Researchers found that workers were unable to sufficiently recuperate from the heat, in part due to a lack of sufficient rest areas, air-conditioned accommodations and water.
Workers were not always allowed to set a safe pace either. These conditions cumulatively often lead to serious consequences, including heat-related deaths.
The average daytime temperatures in the Gulf during summer months often exceeds 40°C with temperatures sometimes climbing to 55°C at over 80% humidity. All Gulf states apply a summer midday work ban that prohibits employers from continuing outdoor work during pre-defined times and months.
Qatar's 2021 legislation goes further, at least on paper, as it prohibits any outdoor work when the Wet Bulb Globe Temperature (WBGT) rises beyond 32.1°C.
Wet bulb temperature, the threshold temperature for what a healthy person can endure for several hours is estimated to be around 30°C and 31°C in warm humid environments.
While enforcement gaps remain, the 2021 Qatari legislation is a positive foundation because the wet-bulb temperature is a more accurate tool for monitoring heat stress risks, states HRW.
Other Gulf countries should adopt similar legislation because midday work bans have failed to protect workers.
“At work [in Qatar], we had to pour out sweat from our shoes,” says one former construction worker. “Our socks and t-shirts would become so soaked that we had to wring them out multiple times a day.”
Multiple studies focusing on heat exposure risks in Gulf states found a strong correlation between heat stress and deaths due to cardiovascular problems and indicated that extremely hot days are associated with higher mortality risk, with migrant workers disproportionately exposed.
A study in Kuwait has found a substantial increase in the risk of occupational injuries associated with extremely hot temperatures despite the midday work ban.
Another study found that the highest heat intensity for workers in Saudi Arabia was from 9AM to noon, while the ban is in effect between noon and 3PM.
Says a UAE returnee: “While the company never tried to make us work during the summer afternoons, people would still fall ill or faint earlier in the mornings, between 10AM and 12 noon.”
Adds another: “[Even] excluding these three hours… the air is as hot as fire.”
Climate change has further exacerbated the problem.
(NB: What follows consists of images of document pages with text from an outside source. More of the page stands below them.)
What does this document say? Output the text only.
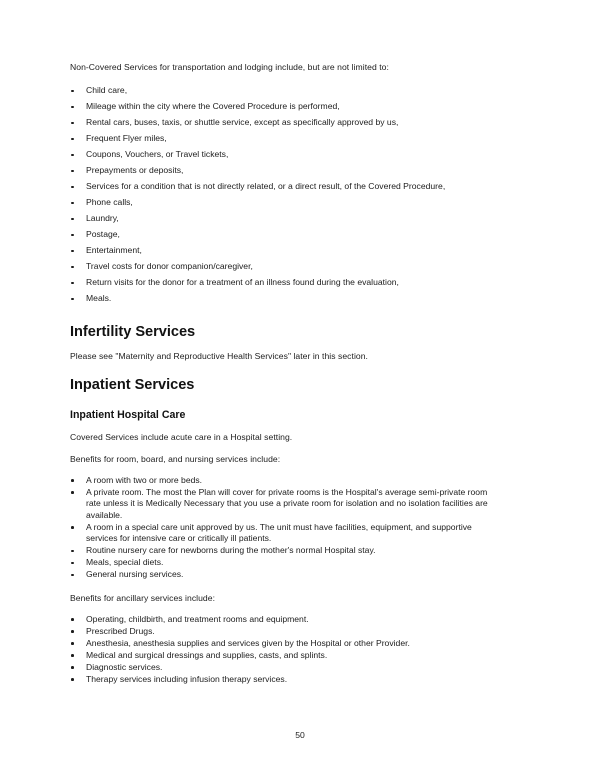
Non-Covered Services for transportation and lodging include, but are not limited to:

Child care,
Mileage within the city where the Covered Procedure is performed,
Rental cars, buses, taxis, or shuttle service, except as specifically approved by us,
Frequent Flyer miles,
Coupons, Vouchers, or Travel tickets,
Prepayments or deposits,
Services for a condition that is not directly related, or a direct result, of the Covered Procedure,
Phone calls,
Laundry,
Postage,
Entertainment,
Travel costs for donor companion/caregiver,
Return visits for the donor for a treatment of an illness found during the evaluation,
Meals.
Infertility Services

Please see "Maternity and Reproductive Health Services" later in this section.

Inpatient Services
Inpatient Hospital Care

Covered Services include acute care in a Hospital setting.

Benefits for room, board, and nursing services include:

A room with two or more beds.
A private room. The most the Plan will cover for private rooms is the Hospital's average semi-private room rate unless it is Medically Necessary that you use a private room for isolation and no isolation facilities are available.
A room in a special care unit approved by us. The unit must have facilities, equipment, and supportive services for intensive care or critically ill patients.
Routine nursery care for newborns during the mother's normal Hospital stay.
Meals, special diets.
General nursing services.

Benefits for ancillary services include:

Operating, childbirth, and treatment rooms and equipment.
Prescribed Drugs.
Anesthesia, anesthesia supplies and services given by the Hospital or other Provider.
Medical and surgical dressings and supplies, casts, and splints.
Diagnostic services.
Therapy services including infusion therapy services.
50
According to the United Nations Intergovernmental Panel on Climate Change, the Gulf’s ‘extreme wet-bulb temperatures are expected to approach, and possibly exceed, the physiological threshold for human adaptability (35°C).’
Governments have also failed to enforce the inadequate heat protections they have in place. Many workers said their companies violated the rules partially or fully.
“Sometimes the employer made us continue the work [during summer ban hours] secretly. In such cases, we used to deploy some workers to guard if someone from the government or inspection department came,” says another UAE returnee.
Ironically, Gulf countries where migrant workers are exposed to heat stress are the world’s biggest exporters of fossil fuels and are major contributors to climate change. The hotter it gets the more air conditioners are used, and these are powered by fossil-fueled thermal power plants.
“One day I fainted at work,” a worker in Saudi Arabia said. “Colleagues took me to the resting room … and poured water on my head. Within minutes I was conscious. I rested for a while and started working again because my colleagues told me this is very common.”
And yet, workers continue working because the alternative is no income. Self-pacing and maintaining work-rest schedules are useful heat mitigation strategies but it is nearly impossible under abusive supervisors or in time-bound employment projects.
Meanwhile, deaths not attributed to work-related causes, which exclude adverse health outcomes attributed to heat exposure, are not eligible for compensation under labour laws in the Gulf, and life insurance seldom covers deaths described as ‘acute heart failure due to natural death.’
Says Michael Page: “To knowingly put migrant workers in harm's way without substantial protections from heat is inhumane, and Gulf states need to act with urgency ahead of the scorching summer to address these problems.”